Retrospective nonrandomized study of patients who underwent early vitreous surgery with lensectomy when retinal detachment developed despite photocoagulation. Aphakic correction with spectacles or contact lenses and the use of orthoptics were continued postoperatively. The best-corrected visual acuity (VA) was measured in eyes with a total retinal reattachment using the preferential looking technique in patients ranging in age from 8 months to no more than 3 years and a VA chart with Landolt rings or pictures for older children. The VA findings were converted to Snellen lines.
Institutional ophthalmology practice.
Of the 103 eyes (57 patients) that underwent early vitreous surgery for AP-ROP, the VA was measured in 58 (32 patients) at a corrected age ranging from 8 months to 4 years.
Early vitreous surgery and VA measurement using the preferential looking technique and a VA chart.
Postoperative VA, ROP stage, extent of fibrovascular tissue (FT) growth, and laterality of the eyes that underwent surgery.
The VAs ranged from 20/2000 to 20/40. The VA may not be related to the preoperative ROP stage 4A or 4B but may depend on the preoperative extent of FT growth. In 39 of 58 eyes (67.2%), the FT had not reached the vitreous base preoperatively, and foveal formation occurred postoperatively with nearly age-appropriate VA (range, 20/250 to 20/40). In 17 of 58 eyes (29.3%), the FT had reached the vitreous base, and no fovea formed (VA range, 20/2000 to 20/250). Two of 58 eyes (3.4%) had deprivation amblyopia with a VA worse than 20/1600. The difference in VA between both eyes of patients who underwent bilateral vitreous surgery depended on ROP progression; patients who underwent a unilateral procedure in which the fellow eyes with ROP stabilized after photocoagulation tended to have poor vision because of deprivation amblyopia.
Early vitreous surgery may be beneficial for AP-ROP and should be performed before the FT reaches the vitreous base to facilitate foveal formation and good VA outcomes. The roles of photocoagulation, vitreous surgery, and anti-vascular endothelial growth factor therapy in the treatment of AP-ROP should be investigated in randomized trials regarding efficacy, safety, convenience, and cost.
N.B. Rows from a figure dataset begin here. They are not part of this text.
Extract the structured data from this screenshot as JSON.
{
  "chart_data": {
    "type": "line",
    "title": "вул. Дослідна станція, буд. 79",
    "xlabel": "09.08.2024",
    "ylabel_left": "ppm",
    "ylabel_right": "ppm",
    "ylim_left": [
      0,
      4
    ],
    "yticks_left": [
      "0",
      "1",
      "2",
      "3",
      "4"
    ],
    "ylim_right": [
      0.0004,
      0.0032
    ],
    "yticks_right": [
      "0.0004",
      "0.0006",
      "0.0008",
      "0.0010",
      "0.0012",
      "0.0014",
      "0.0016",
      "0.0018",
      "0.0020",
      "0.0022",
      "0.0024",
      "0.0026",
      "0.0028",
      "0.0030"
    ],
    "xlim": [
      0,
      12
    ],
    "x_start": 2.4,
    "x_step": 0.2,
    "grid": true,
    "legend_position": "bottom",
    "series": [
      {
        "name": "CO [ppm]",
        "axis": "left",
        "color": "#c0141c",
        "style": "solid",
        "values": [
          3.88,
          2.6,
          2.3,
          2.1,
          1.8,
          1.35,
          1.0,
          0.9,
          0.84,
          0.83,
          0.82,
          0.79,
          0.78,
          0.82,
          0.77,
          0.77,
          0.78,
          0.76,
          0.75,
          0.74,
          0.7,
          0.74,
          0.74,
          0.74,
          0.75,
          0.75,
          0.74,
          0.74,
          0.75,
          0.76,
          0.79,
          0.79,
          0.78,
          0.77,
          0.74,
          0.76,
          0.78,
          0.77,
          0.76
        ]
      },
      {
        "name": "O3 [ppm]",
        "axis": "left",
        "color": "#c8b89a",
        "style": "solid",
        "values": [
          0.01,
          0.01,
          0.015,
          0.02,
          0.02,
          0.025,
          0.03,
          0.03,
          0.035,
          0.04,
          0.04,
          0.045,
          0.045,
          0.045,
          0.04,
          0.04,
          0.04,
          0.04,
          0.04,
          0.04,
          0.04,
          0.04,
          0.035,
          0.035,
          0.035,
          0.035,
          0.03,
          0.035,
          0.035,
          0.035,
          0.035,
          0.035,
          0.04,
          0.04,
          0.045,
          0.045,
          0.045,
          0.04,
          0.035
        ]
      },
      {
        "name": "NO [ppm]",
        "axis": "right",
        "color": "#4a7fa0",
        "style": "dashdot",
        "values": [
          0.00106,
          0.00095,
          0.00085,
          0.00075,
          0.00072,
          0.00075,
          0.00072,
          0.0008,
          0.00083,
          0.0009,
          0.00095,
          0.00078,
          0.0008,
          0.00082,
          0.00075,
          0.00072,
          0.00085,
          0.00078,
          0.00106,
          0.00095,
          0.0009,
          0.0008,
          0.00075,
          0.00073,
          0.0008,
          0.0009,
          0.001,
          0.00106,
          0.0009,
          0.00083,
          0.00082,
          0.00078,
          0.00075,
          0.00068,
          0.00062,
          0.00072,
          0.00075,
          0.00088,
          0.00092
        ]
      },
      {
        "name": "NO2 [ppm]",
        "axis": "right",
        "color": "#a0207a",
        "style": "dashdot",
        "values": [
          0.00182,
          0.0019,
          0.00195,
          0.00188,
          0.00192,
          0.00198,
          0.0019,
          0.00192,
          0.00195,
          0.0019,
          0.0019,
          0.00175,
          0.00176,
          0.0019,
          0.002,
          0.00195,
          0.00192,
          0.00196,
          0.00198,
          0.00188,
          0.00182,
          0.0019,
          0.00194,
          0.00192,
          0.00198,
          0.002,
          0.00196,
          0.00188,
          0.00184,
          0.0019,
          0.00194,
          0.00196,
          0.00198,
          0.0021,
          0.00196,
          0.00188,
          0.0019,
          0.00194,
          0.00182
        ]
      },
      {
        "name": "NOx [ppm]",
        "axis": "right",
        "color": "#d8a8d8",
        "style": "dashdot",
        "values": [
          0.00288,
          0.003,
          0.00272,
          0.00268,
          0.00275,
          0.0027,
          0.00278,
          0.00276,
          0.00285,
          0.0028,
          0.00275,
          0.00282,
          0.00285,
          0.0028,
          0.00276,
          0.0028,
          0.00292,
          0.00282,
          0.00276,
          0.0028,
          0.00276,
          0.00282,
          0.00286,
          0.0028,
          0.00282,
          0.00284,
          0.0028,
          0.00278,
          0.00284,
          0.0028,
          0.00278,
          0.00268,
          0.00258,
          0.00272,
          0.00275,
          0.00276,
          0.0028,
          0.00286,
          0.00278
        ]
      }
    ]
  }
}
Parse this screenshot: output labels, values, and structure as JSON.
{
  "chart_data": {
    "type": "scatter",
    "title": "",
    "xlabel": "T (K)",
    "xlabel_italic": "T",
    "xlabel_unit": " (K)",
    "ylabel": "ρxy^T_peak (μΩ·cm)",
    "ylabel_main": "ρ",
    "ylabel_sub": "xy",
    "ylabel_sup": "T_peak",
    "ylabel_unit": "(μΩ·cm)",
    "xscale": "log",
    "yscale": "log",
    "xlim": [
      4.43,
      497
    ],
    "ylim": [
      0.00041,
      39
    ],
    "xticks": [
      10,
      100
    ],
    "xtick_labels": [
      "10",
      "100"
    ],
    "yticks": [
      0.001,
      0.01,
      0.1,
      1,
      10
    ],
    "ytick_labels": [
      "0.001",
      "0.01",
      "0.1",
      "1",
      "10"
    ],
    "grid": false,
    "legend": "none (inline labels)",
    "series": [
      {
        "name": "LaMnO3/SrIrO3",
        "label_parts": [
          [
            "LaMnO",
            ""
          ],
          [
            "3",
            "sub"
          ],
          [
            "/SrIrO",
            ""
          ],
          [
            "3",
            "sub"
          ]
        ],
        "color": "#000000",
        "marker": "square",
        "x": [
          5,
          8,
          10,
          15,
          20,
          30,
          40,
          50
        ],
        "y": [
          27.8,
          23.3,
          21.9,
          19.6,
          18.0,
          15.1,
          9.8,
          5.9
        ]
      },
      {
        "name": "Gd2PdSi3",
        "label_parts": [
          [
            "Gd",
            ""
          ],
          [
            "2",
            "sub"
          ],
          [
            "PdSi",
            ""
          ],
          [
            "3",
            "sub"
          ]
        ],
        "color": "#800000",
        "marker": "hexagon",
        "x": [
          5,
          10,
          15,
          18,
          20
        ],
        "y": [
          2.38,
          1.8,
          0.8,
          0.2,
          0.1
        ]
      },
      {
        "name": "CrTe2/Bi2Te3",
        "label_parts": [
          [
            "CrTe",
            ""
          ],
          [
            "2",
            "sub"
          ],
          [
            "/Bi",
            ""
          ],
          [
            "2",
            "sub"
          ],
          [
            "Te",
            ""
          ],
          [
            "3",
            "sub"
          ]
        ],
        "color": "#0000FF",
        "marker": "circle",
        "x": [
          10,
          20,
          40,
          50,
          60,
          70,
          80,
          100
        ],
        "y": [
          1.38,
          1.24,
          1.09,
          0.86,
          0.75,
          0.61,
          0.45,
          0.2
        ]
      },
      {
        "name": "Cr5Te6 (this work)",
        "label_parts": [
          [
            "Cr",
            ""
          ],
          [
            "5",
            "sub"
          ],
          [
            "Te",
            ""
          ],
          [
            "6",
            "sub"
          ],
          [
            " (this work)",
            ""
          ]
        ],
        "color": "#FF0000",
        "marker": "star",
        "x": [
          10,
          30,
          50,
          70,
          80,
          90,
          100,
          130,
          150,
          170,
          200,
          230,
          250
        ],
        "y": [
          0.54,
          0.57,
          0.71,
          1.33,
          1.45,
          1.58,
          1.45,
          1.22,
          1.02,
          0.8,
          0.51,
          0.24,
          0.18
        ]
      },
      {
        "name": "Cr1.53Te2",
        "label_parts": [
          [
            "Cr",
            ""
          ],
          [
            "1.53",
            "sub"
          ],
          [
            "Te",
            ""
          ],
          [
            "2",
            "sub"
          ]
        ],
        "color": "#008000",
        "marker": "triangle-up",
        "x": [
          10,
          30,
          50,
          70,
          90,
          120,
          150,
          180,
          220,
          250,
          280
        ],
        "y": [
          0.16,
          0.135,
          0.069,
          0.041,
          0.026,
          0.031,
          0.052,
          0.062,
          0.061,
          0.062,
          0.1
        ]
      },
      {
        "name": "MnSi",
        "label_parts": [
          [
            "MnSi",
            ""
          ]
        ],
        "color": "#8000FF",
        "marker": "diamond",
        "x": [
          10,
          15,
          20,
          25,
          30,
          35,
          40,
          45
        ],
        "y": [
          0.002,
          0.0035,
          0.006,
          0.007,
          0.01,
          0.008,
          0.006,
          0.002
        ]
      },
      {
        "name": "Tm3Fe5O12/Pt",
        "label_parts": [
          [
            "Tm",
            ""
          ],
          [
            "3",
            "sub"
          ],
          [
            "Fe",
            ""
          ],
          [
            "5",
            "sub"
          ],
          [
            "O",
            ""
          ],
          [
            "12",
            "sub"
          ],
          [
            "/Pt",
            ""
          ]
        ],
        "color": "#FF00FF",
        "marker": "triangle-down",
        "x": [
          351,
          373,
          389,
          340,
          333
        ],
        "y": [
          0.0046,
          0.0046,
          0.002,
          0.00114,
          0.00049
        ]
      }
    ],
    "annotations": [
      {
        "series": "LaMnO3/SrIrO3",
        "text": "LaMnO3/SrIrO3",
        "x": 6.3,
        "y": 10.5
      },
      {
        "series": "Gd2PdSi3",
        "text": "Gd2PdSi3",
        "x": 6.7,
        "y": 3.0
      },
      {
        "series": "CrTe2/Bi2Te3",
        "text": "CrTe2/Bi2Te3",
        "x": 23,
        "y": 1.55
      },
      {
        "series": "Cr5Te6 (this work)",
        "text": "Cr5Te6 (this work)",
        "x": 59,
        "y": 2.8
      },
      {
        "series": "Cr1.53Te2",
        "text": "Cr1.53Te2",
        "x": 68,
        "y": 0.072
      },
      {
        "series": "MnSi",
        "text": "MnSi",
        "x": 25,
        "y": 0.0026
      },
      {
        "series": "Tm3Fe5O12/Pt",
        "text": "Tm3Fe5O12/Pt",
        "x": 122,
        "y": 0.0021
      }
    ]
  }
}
尽管进行了光凝治疗,侵袭性早产儿后发性视网膜病变(AP-ROP)仍迅速进展为视网膜脱离。早期玻璃体手术可能会迅速消退新生血管活动,并使视网膜再附着的发生率较高。
评估 AP-ROP 患者接受早期玻璃体手术后的视力结果。
对接受玻璃体切除术和晶状体切除术的患者进行回顾性非随机研究,这些患者在光凝治疗后发生视网膜脱离。在术后继续使用眼镜或隐形眼镜进行无晶状体矫正,并进行斜视矫正。对年龄在 8 个月至 3 岁之间的患者,使用优先注视技术测量完全视网膜再附着眼的最佳矫正视力(VA),对年龄较大的患者使用视力图表测量 VA,视力图表上有 Landolt 环或图片。将 VA 结果转换为 Snellen 线。
机构眼科。
在 103 只眼(57 例)接受早期玻璃体手术治疗 AP-ROP 中,58 只眼(32 例)在矫正年龄 8 个月至 4 岁之间进行了 VA 测量。
早期玻璃体手术和使用优先注视技术和视力图表测量 VA。
术后 VA、ROP 分期、纤维血管组织(FT)生长程度以及接受手术的眼的侧别。
VA 范围从 20/2000 到 20/40。VA 可能与术前 ROP 4A 或 4B 期无关,但可能取决于术前 FT 生长程度。在 58 只眼中的 39 只(67.2%),FT 术前未到达玻璃体基底,术后出现黄斑形成,VA 接近年龄匹配(范围为 20/250 至 20/40)。在 58 只眼中的 17 只(29.3%),FT 已到达玻璃体基底,未形成黄斑(VA 范围为 20/2000 至 20/250)。58 只眼中的 2 只(3.4%)因剥夺性弱视而视力低于 20/1600。接受双侧玻璃体手术患者的双眼 VA 差异取决于 ROP 进展;在接受单侧手术的患者中,接受光凝治疗后病情稳定的对侧眼由于剥夺性弱视而视力较差。
早期玻璃体手术可能对 AP-ROP 有益,应在 FT 到达玻璃体基底之前进行,以促进黄斑形成和良好的 VA 结果。应在随机试验中研究光凝、玻璃体手术和抗血管内皮生长因子治疗在 AP-ROP 治疗中的作用,以评估疗效、安全性、便利性和成本。